When I was in my late twenties I brought home a sweet Doberman puppy and named her Majara. She was an elegant, beautiful, funny creature and I adored her. She was my stalwart friend during a very painful time in my life, and had an uncanny way of knowing when to sit silently beside me to comfort my loneliness. When she was eight years old she got lymphoma. I took her to a specialist at the University of Guelph and he put her on a schedule of chemotherapy. He told me very emphatically that it would not cure her, but it would give her three or four more months of good life. He said I would know when it was time to let her go and he was right. In the time we had left together, we took long walks in the sunshine, and she had her favourite treats every day. I snuggled with her on the sofa in the den when I watched television or listened to music. One night when I was sleeping she came to the side of my bed and nudged me awake with her nose. I got up and followed her into the den. She was limping badly and one of her back legs was swollen to twice its normal size. I bundled her up onto the couch and lay down beside her. I fell asleep listening to her sure, even breathing. I knew that saying good-bye was only a heart beat away.

DOBERMAN

In the morning I called Jane, the vet who was looking after her at the time. She came over about eleven o’clock in the morning and we carried Majara downstairs to the kitchen, and put her on her favourite blanket. I gave her a treat and she tried valiantly to eat it, but little bits of the cookie fell out of her mouth onto the floor. She was tired. She had stopped fighting. She was ready to go, and I needed to give her the gift of my help, as a last act of kindness.

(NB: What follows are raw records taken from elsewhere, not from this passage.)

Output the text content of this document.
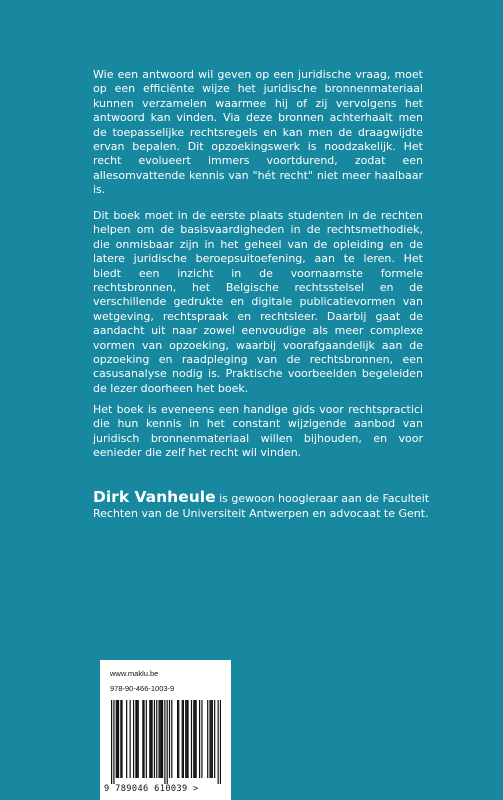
Wie een antwoord wil geven op een juridische vraag, moet op een efficiënte wijze het juridische bronnenmateriaal kunnen verzamelen waarmee hij of zij vervolgens het antwoord kan vinden. Via deze bronnen achterhaalt men de toepasselijke rechtsregels en kan men de draagwijdte ervan bepalen. Dit opzoekingswerk is noodzakelijk. Het recht evolueert immers voortdurend, zodat een allesomvattende kennis van "hét recht" niet meer haalbaar is.

Dit boek moet in de eerste plaats studenten in de rechten helpen om de basisvaardigheden in de rechtsmethodiek, die onmisbaar zijn in het geheel van de opleiding en de latere juridische beroepsuitoefening, aan te leren. Het biedt een inzicht in de voornaamste formele rechtsbronnen, het Belgische rechtsstelsel en de verschillende gedrukte en digitale publicatievormen van wetgeving, rechtspraak en rechtsleer. Daarbij gaat de aandacht uit naar zowel eenvoudige als meer complexe vormen van opzoeking, waarbij voorafgaandelijk aan de opzoeking en raadpleging van de rechtsbronnen, een casusanalyse nodig is. Praktische voorbeelden begeleiden de lezer doorheen het boek.

Het boek is eveneens een handige gids voor rechtspractici die hun kennis in het constant wijzigende aanbod van juridisch bronnenmateriaal willen bijhouden, en voor eenieder die zelf het recht wil vinden.

Dirk Vanheule is gewoon hoogleraar aan de Faculteit Rechten van de Universiteit Antwerpen en advocaat te Gent.
www.maklu.be
978-90-466-1003-9
9 789046 610039 >
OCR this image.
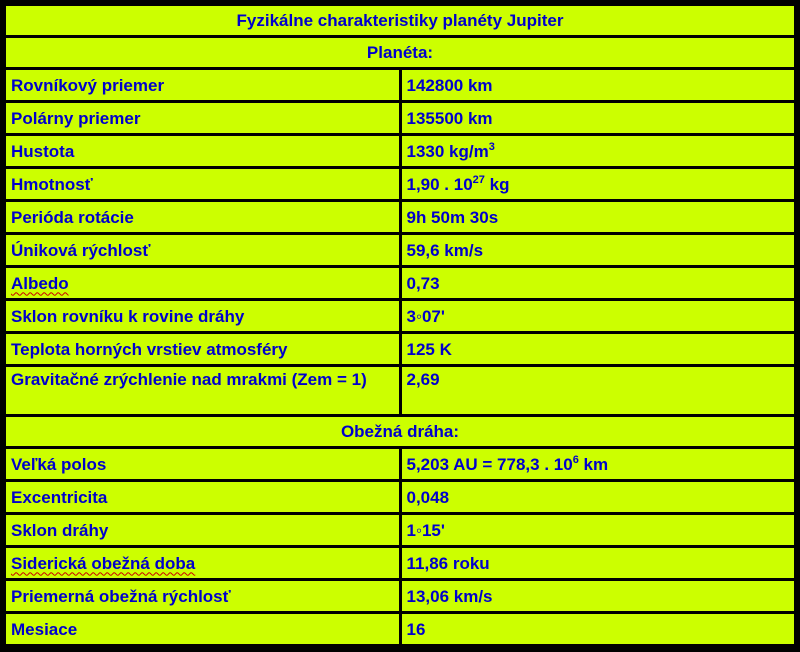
Fyzikálne charakteristiky planéty Jupiter	
Planéta:	
Rovníkový priemer	142800 km
Polárny priemer	135500 km
Hustota	1330 $kg/m^3$
Hmotnosť	1,90 . $10^{27}$ kg
Perióda rotácie	9h 50m 30s
Úniková rýchlosť	59,6 km/s
Albedo	0,73
Sklon rovníku k rovine dráhy	3◦07'
Teplota horných vrstiev atmosféry	125 K
Gravitačné zrýchlenie nad mrakmi (Zem = 1)	2,69
Obežná dráha:	
Veľká polos	5,203 AU = 778,3 . $10^6$ km
Excentricita	0,048
Sklon dráhy	1◦15'
Siderická obežná doba	11,86 roku
Priemerná obežná rýchlosť	13,06 km/s
Mesiace	16
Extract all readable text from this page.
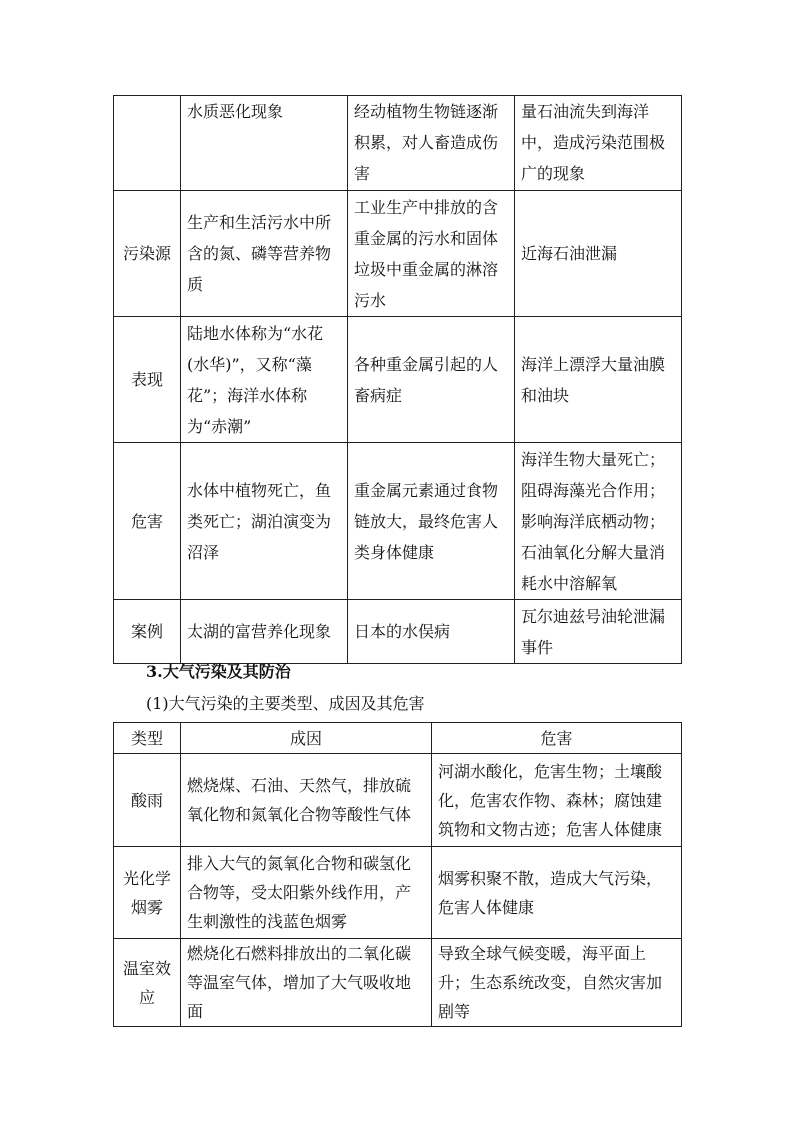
	水质恶化现象	经动植物生物链逐渐积累，对人畜造成伤害	量石油流失到海洋中，造成污染范围极广的现象
污染源	生产和生活污水中所含的氮、磷等营养物质	工业生产中排放的含重金属的污水和固体垃圾中重金属的淋溶污水	近海石油泄漏
表现	陆地水体称为“水花(水华)”，又称“藻花”；海洋水体称为“赤潮”	各种重金属引起的人畜病症	海洋上漂浮大量油膜和油块
危害	水体中植物死亡，鱼类死亡；湖泊演变为沼泽	重金属元素通过食物链放大，最终危害人类身体健康	海洋生物大量死亡；阻碍海藻光合作用；影响海洋底栖动物；石油氧化分解大量消耗水中溶解氧
案例	太湖的富营养化现象	日本的水俣病	瓦尔迪兹号油轮泄漏事件
3.大气污染及其防治
(1)大气污染的主要类型、成因及其危害
类型	成因	危害
酸雨	燃烧煤、石油、天然气，排放硫氧化物和氮氧化合物等酸性气体	河湖水酸化，危害生物；土壤酸化，危害农作物、森林；腐蚀建筑物和文物古迹；危害人体健康
光化学烟雾	排入大气的氮氧化合物和碳氢化合物等，受太阳紫外线作用，产生刺激性的浅蓝色烟雾	烟雾积聚不散，造成大气污染，危害人体健康
温室效应	燃烧化石燃料排放出的二氧化碳等温室气体，增加了大气吸收地面	导致全球气候变暖，海平面上升；生态系统改变，自然灾害加剧等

Jane prepared the syringes and gave Majara the first injection which simply relaxed her body. I lay down on the floor beside her. She looked in my eyes, stretched out her soft nose and licked my hand. I looked up at Jane and nodded. I hugged Majara close to me, my ear against her side. I could hear her heart beating its strong, steady rhythm. As the second injection took effect, her heart beat slowed and finally gave a soft flutter. She sighed and her heart stopped. I held her warm body as her life slipped silently away. Sharing the surrender of her soul remains one of the most sacred moments of my life. I had Majara cremated and her ashes are with me. Her short time on earth was a gift to me, and I owed it to her to have her final resting place one of dignity.

A year later I got Boadicea, a plucky British Bull Terrier puppy. She quickly became known as Boadi, and she graced my life for fourteen years as a loving and loyal companion. I lost her to liver disease in 1999, and I was with her when she drew her last breath. Animals know when they are going to die. Some primal instinct tells them. Boadi, like Majara licked my hand, just before she died, as if to tell me it was alright to let her go and that saying good-bye was okay.  Her last loving touch. Boadi’s ashes came home a week afer she died, and when I’m cremated I’ll have my ashes scattered to the four winds along with those of my precious dogs.

BRITISH BULL TERRIER

Pets give us their unconditional devotion, loyalty, strength, love and friendship. On occasion they give their lives for us. We owe it to them to be with them when they die and to ensure that their passing from us happens with kindness and dignity. Don’t think of yourself when it’s time to let a pet go, think of them. Never leave them with a stranger in a sterile examination room while you rush out in tears. They understand sadness and fear too, so stay with them. It will make you a better person and I’m convinced that one of the questions God will ask you when you arrive at The Pearly Gates will be – “were you kind to animals”  …

I know that I will walk this path again with my current pets – saying good-bye – and as their caretaker and friend, I will be honoured to play my part.